本城に長崎を迎え撃つ「バトル・オブ・九州」。昨季最終戦以来の対戦となるが、状況は当時とは大きく異なっている。
昨季最終節は長崎はプレーオフ圏内が懸かった試合。北九州はJ2昇格以降最多の入場者の中で勝利を目指した。ゲームはプレッシャーからか思うように動けなかった長崎に対し、北九州がパスを多用して主導権を握り2-1で快勝している。
だが互いが上へ上への勢いを持っていたあの試合が夢であったかのように今季は苦戦。いずれも開幕戦で勝って以降は白星が全くなく、1試合消化試合数が少ない長崎は勝点7で19位、北九州は過去最低順位タイの21位と下位に甘んじている。
北九州の試合前日の練習は、気温がぐんぐん上がる中でも通常よりも時間を割いた。紅白戦を使ってシミュレーションしたほか、セットプレー練習も入念に繰り返した。それはセットプレーが失点源になっている一方で、未だに得点源にはなりきれていないからだ。
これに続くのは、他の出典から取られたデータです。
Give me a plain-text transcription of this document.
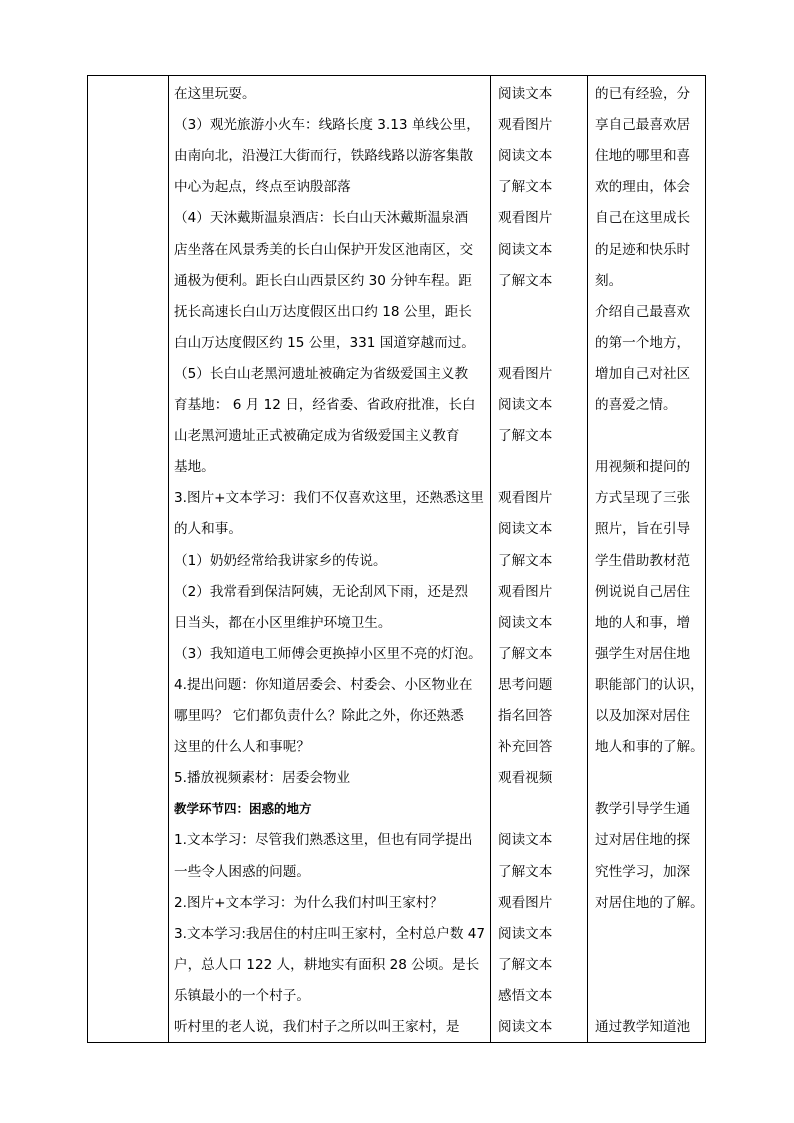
在这里玩耍。
（3）观光旅游小火车：线路长度 3.13 单线公里，
由南向北，沿漫江大街而行，铁路线路以游客集散
中心为起点，终点至讷殷部落
（4）天沐戴斯温泉酒店：长白山天沐戴斯温泉酒
店坐落在风景秀美的长白山保护开发区池南区，交
通极为便利。距长白山西景区约 30 分钟车程。距
抚长高速长白山万达度假区出口约 18 公里，距长
白山万达度假区约 15 公里，331 国道穿越而过。
（5）长白山老黑河遗址被确定为省级爱国主义教
育基地： 6 月 12 日，经省委、省政府批准，长白
山老黑河遗址正式被确定成为省级爱国主义教育
基地。
3.图片+文本学习：我们不仅喜欢这里，还熟悉这里
的人和事。
（1）奶奶经常给我讲家乡的传说。
（2）我常看到保洁阿姨，无论刮风下雨，还是烈
日当头，都在小区里维护环境卫生。
（3）我知道电工师傅会更换掉小区里不亮的灯泡。
4.提出问题：你知道居委会、村委会、小区物业在
哪里吗？ 它们都负责什么？除此之外，你还熟悉
这里的什么人和事呢？
5.播放视频素材：居委会物业
教学环节四：困惑的地方
1.文本学习：尽管我们熟悉这里，但也有同学提出
一些令人困惑的问题。
2.图片+文本学习：为什么我们村叫王家村？
3.文本学习:我居住的村庄叫王家村，全村总户数 47
户，总人口 122 人，耕地实有面积 28 公顷。是长
乐镇最小的一个村子。
听村里的老人说，我们村子之所以叫王家村，是
阅读文本
观看图片
阅读文本
了解文本
观看图片
阅读文本
了解文本
观看图片
阅读文本
了解文本
观看图片
阅读文本
了解文本
观看图片
阅读文本
了解文本
思考问题
指名回答
补充回答
观看视频
阅读文本
了解文本
观看图片
阅读文本
了解文本
感悟文本
阅读文本
的已有经验，分
享自己最喜欢居
住地的哪里和喜
欢的理由，体会
自己在这里成长
的足迹和快乐时
刻。
介绍自己最喜欢
的第一个地方，
增加自己对社区
的喜爱之情。
用视频和提问的
方式呈现了三张
照片，旨在引导
学生借助教材范
例说说自己居住
地的人和事，增
强学生对居住地
职能部门的认识，
以及加深对居住
地人和事的了解。
教学引导学生通
过对居住地的探
究性学习，加深
对居住地的了解。
通过教学知道池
「なかなか勝てていない中で、セットプレーから1点取るというのもある」と本山雅志。柱谷幸一監督や美濃部直彦コーチも熱が入れて、何度もプレーを確かめた。
星原健太は前への推進力を課題に挙げる。ただチーム全体というよりも、「チャレンジするのも個人自身の問題だと思う」と語り、個人個人の意識を上げる必要性を訴えた。星原といえばオーバーラップしてのクロスが武器。引き込んだ守備の中で星原のスタート地点そのものも低くなっているが、負傷から復帰して「コンディションはいい」という。フレッシュな状態を生かし、周りを巻き込めるほどの闘争心を持って前に入っていきたいところだ。
セットプレーと個人の意識はこの試合のポイントになる。またセットプレーを手にするには前に入り込む必要があり、この二つの要素は密接な関係にある。G大阪戦で原一樹が見せたように前への勢いがあればFKを得ることができ、シュートを放ったりゴールライン沿いまでボールを運べばCKになる確率も上がるだろう。連戦中日とはいえ結果が必要だ。多少の無理はあっても前に行くエネルギーを持ち続けたい。